The Apple Memory Hole

The (Unofficial) Apple Archive is a newly launched collection of historic Apple media and video.

It must have been a tremendous amount of work collect and catalogue and, for me, the most interesting years are 2004 and 2005 – the years that lead me to purchase my first Mac (and yes, I did buy into PPC after the intel transition was announced!). I doubt it’ll last – Apple’s lawyers must be itching to write takedown notices – but while it’s there it’s an interesting place to poke around.

I still have that old first machine somewhere and I should dig it out; last time I checked (perhaps 5 years ago) it seemed to run ok. I do hope it’s still in something of a functional state.

NetNewsWire

Huzzah! NetNewsWire – the first RSS reader that I ever really used in anger – is back as a modernised and updated open source project! A lack of external sync services marks it out as still quite far from a usable initial release, but, as soon as some of these are added I shall look at moving away from the moribund Reeder and back to NNW as my desktop RSS reader of choice.

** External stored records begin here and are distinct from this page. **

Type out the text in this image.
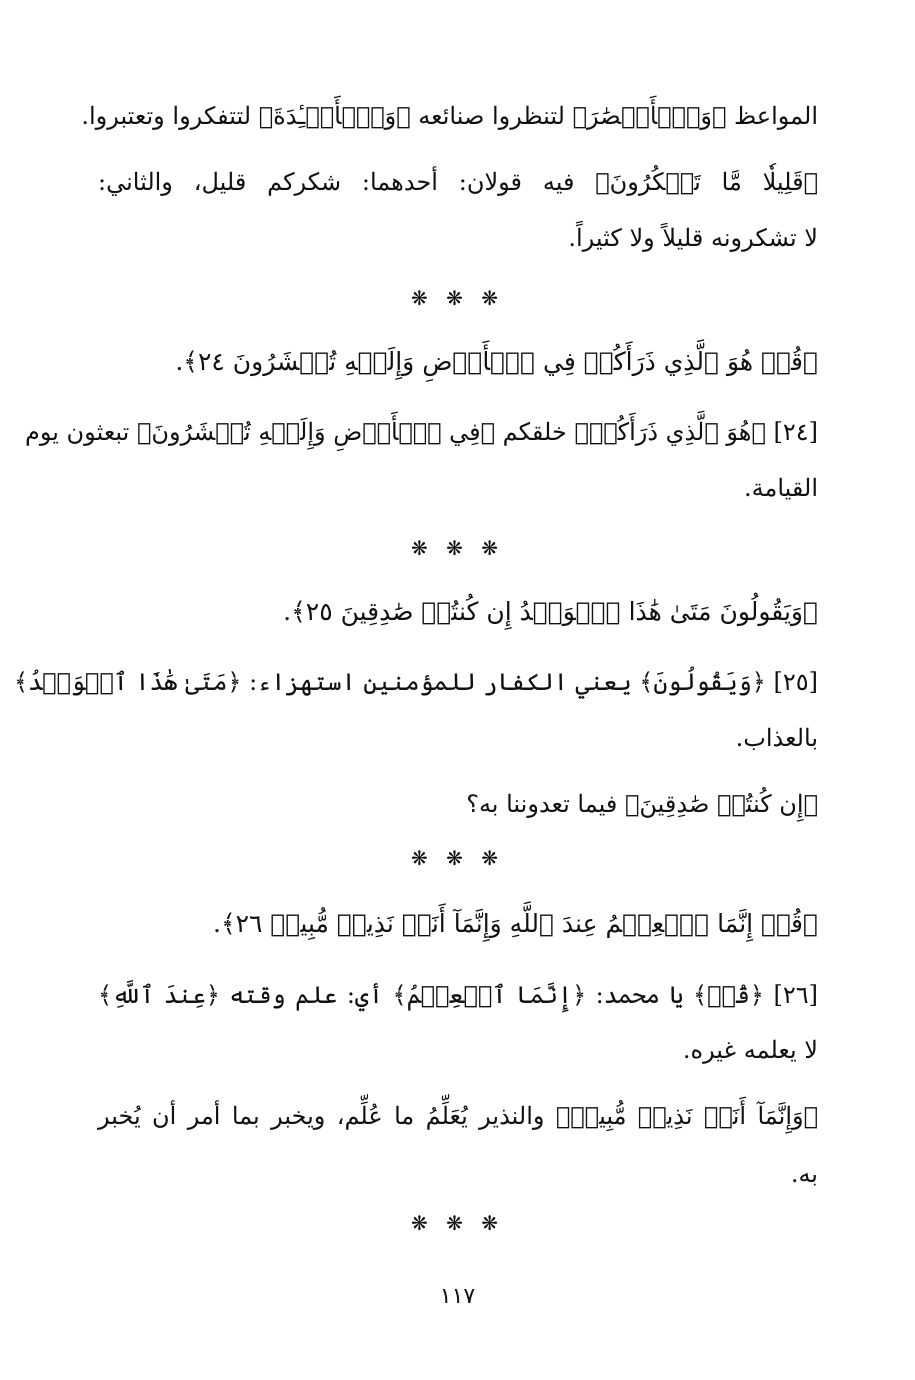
المواعظ ﴿وَٱلۡأَبۡصَٰرَ﴾ لتنظروا صنائعه ﴿وَٱلۡأَفۡـِٔدَةَ﴾ لتتفكروا وتعتبروا.
﴿قَلِيلٗا مَّا تَشۡكُرُونَ﴾ فيه قولان: أحدهما: شكركم قليل، والثاني:
لا تشكرونه قليلاً ولا كثيراً.
❋ ❋ ❋
﴿قُلۡ هُوَ ٱلَّذِي ذَرَأَكُمۡ فِي ٱلۡأَرۡضِ وَإِلَيۡهِ تُحۡشَرُونَ ٢٤﴾.
[٢٤] ﴿هُوَ ٱلَّذِي ذَرَأَكُمۡ﴾ خلقكم ﴿فِي ٱلۡأَرۡضِ وَإِلَيۡهِ تُحۡشَرُونَ﴾ تبعثون يوم
القيامة.
❋ ❋ ❋
﴿وَيَقُولُونَ مَتَىٰ هَٰذَا ٱلۡوَعۡدُ إِن كُنتُمۡ صَٰدِقِينَ ٢٥﴾.
[٢٥] ﴿وَيَقُولُونَ﴾ يعني الكفار للمؤمنين استهزاء: ﴿مَتَىٰ هَٰذَا ٱلۡوَعۡدُ﴾
بالعذاب.
﴿إِن كُنتُمۡ صَٰدِقِينَ﴾ فيما تعدوننا به؟
❋ ❋ ❋
﴿قُلۡ إِنَّمَا ٱلۡعِلۡمُ عِندَ ٱللَّهِ وَإِنَّمَآ أَنَا۠ نَذِيرٞ مُّبِينٞ ٢٦﴾.
[٢٦] ﴿قُلۡ﴾ يا محمد: ﴿إِنَّمَا ٱلۡعِلۡمُ﴾ أي: علم وقته ﴿عِندَ ٱللَّهِ﴾
لا يعلمه غيره.
﴿وَإِنَّمَآ أَنَا۠ نَذِيرٞ مُّبِينٞ﴾ والنذير يُعَلِّمُ ما عُلِّم، ويخبر بما أمر أن يُخبر
به.
❋ ❋ ❋
١١٧
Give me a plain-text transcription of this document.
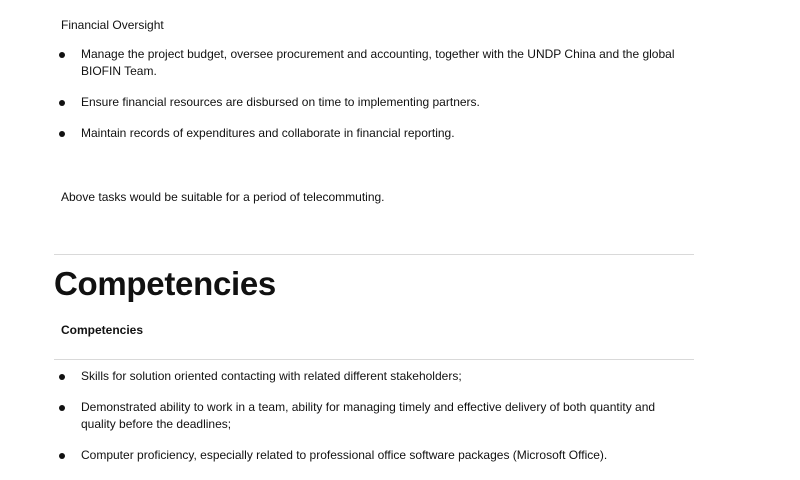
Financial Oversight
Manage the project budget, oversee procurement and accounting, together with the UNDP China and the global BIOFIN Team.
Ensure financial resources are disbursed on time to implementing partners.
Maintain records of expenditures and collaborate in financial reporting.
Above tasks would be suitable for a period of telecommuting.
Competencies
Competencies
Skills for solution oriented contacting with related different stakeholders;
Demonstrated ability to work in a team, ability for managing timely and effective delivery of both quantity and quality before the deadlines;
Computer proficiency, especially related to professional office software packages (Microsoft Office).
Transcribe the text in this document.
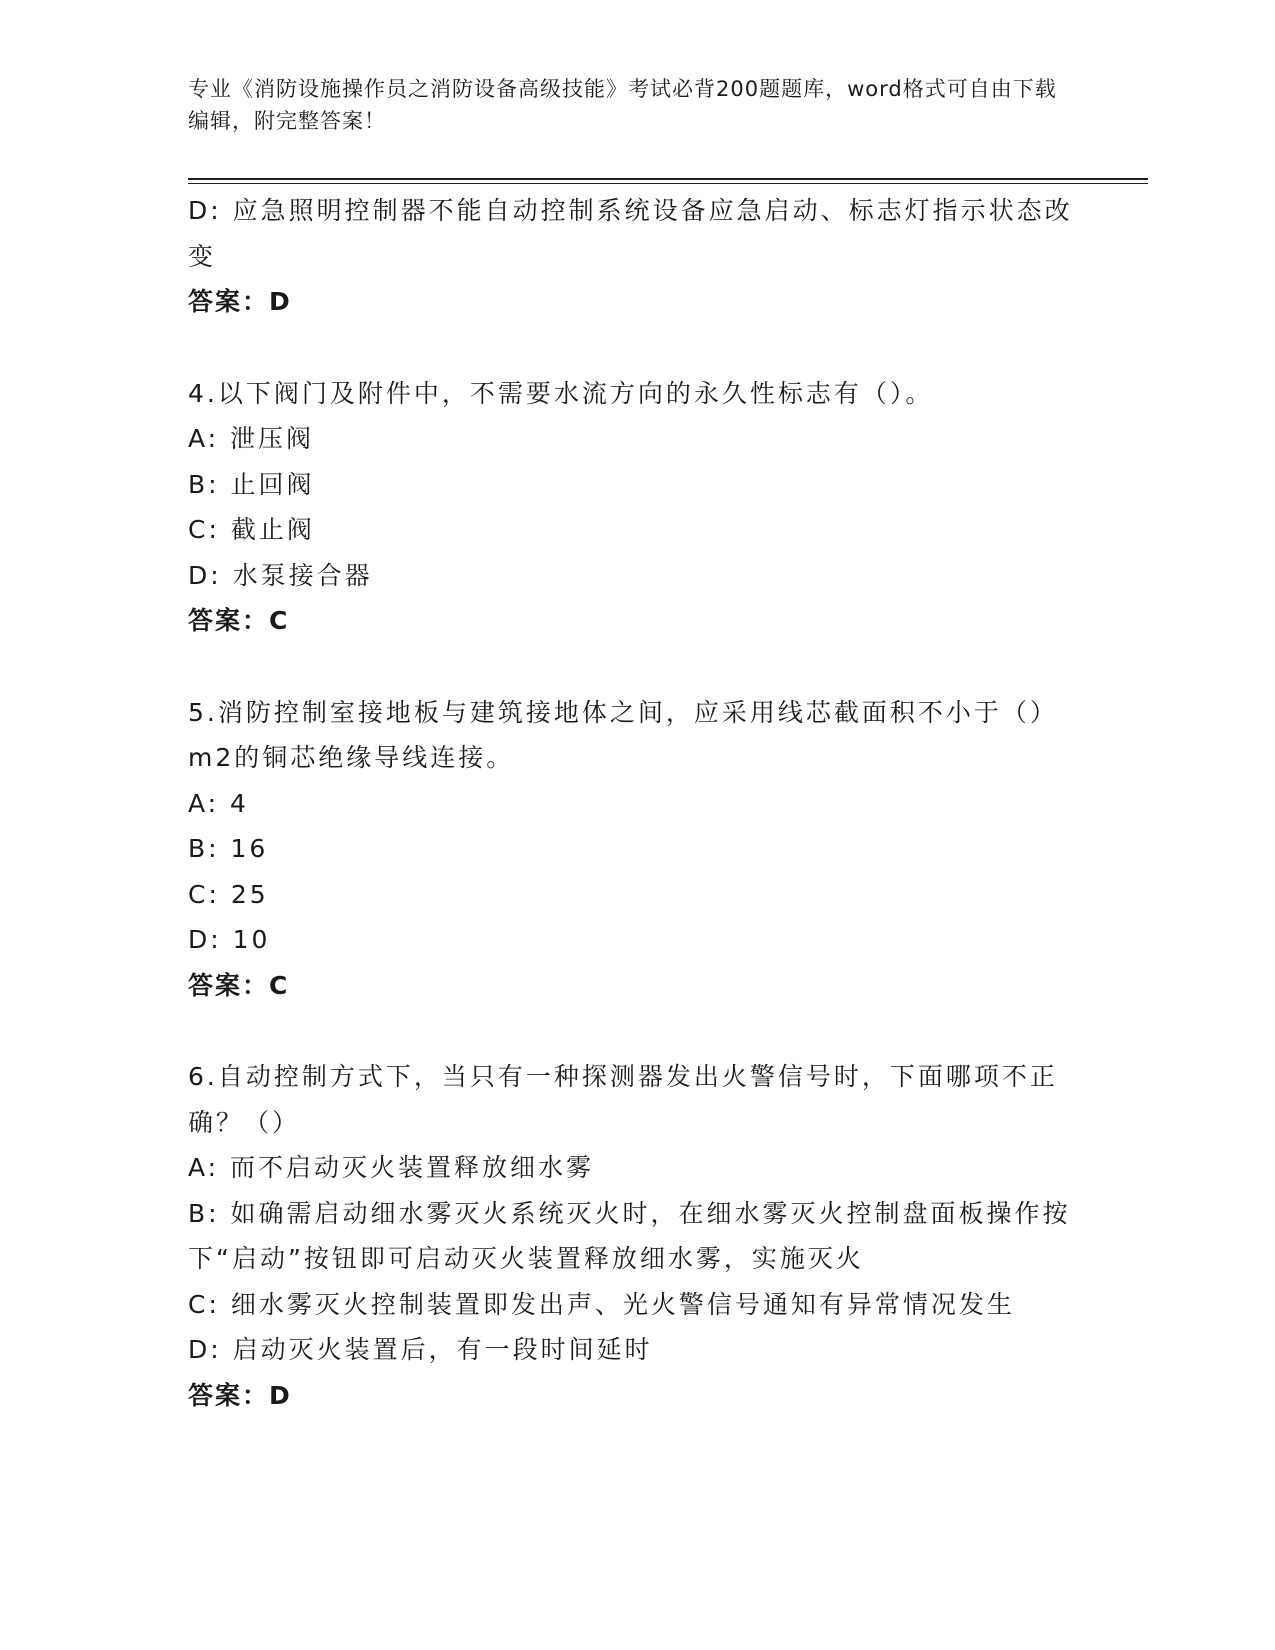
专业《消防设施操作员之消防设备高级技能》考试必背200题题库，word格式可自由下载编辑，附完整答案！
D: 应急照明控制器不能自动控制系统设备应急启动、标志灯指示状态改变
答案：D
4.以下阀门及附件中，不需要水流方向的永久性标志有（）。
A: 泄压阀
B: 止回阀
C: 截止阀
D: 水泵接合器
答案：C
5.消防控制室接地板与建筑接地体之间，应采用线芯截面积不小于（）m2的铜芯绝缘导线连接。
A: 4
B: 16
C: 25
D: 10
答案：C
6.自动控制方式下，当只有一种探测器发出火警信号时，下面哪项不正确？（）
A: 而不启动灭火装置释放细水雾
B: 如确需启动细水雾灭火系统灭火时，在细水雾灭火控制盘面板操作按下“启动”按钮即可启动灭火装置释放细水雾，实施灭火
C: 细水雾灭火控制装置即发出声、光火警信号通知有异常情况发生
D: 启动灭火装置后，有一段时间延时
答案：D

Now all we need is for Google to retask the now defunct Google+ team to resurrecting Google Reader and we can all start RSS’ing like it’s 2007 again! After all, without Google+ (or a similar replacement), there is no need for Google to try and kill off the open web in favour of their own walled garden.

(And for anyone searching; the new NetNewsWire agent string is “NetNewsWire (RSS Reader; https://ranchero.com/netnewswire/)”)

Clarus the Dogcow

512 Pixels article (and video) on Clarus the Dogcow; Apple’s unofficial mascot from back when computers were still fun and not just second cousin to your fridge.

512 pixels also does us the favour of covering the history of the Dogcow in actual human readable text – each character lovingly rendered in quickly skimable prose. After all, sometimes you’d rather just deal with the topic on hand than listening to someone else speak.

Slow-mo Flicker

So June should bring us this year’s WWDC with all the usual chintz and glitz that we’ve come to expect. This summer, however, one thing I would like to see in IOS 13 would be a form of flicker reduction for slow motion videos. The video below – a short piece of some rain on a wet platform – is a prime example of this; a dull video of raindrops on standing water is reduced, thanks to overhead artificial lighting, to a headache-inducing mess of flickering images.

Will no one rid me of these troublesome flickers?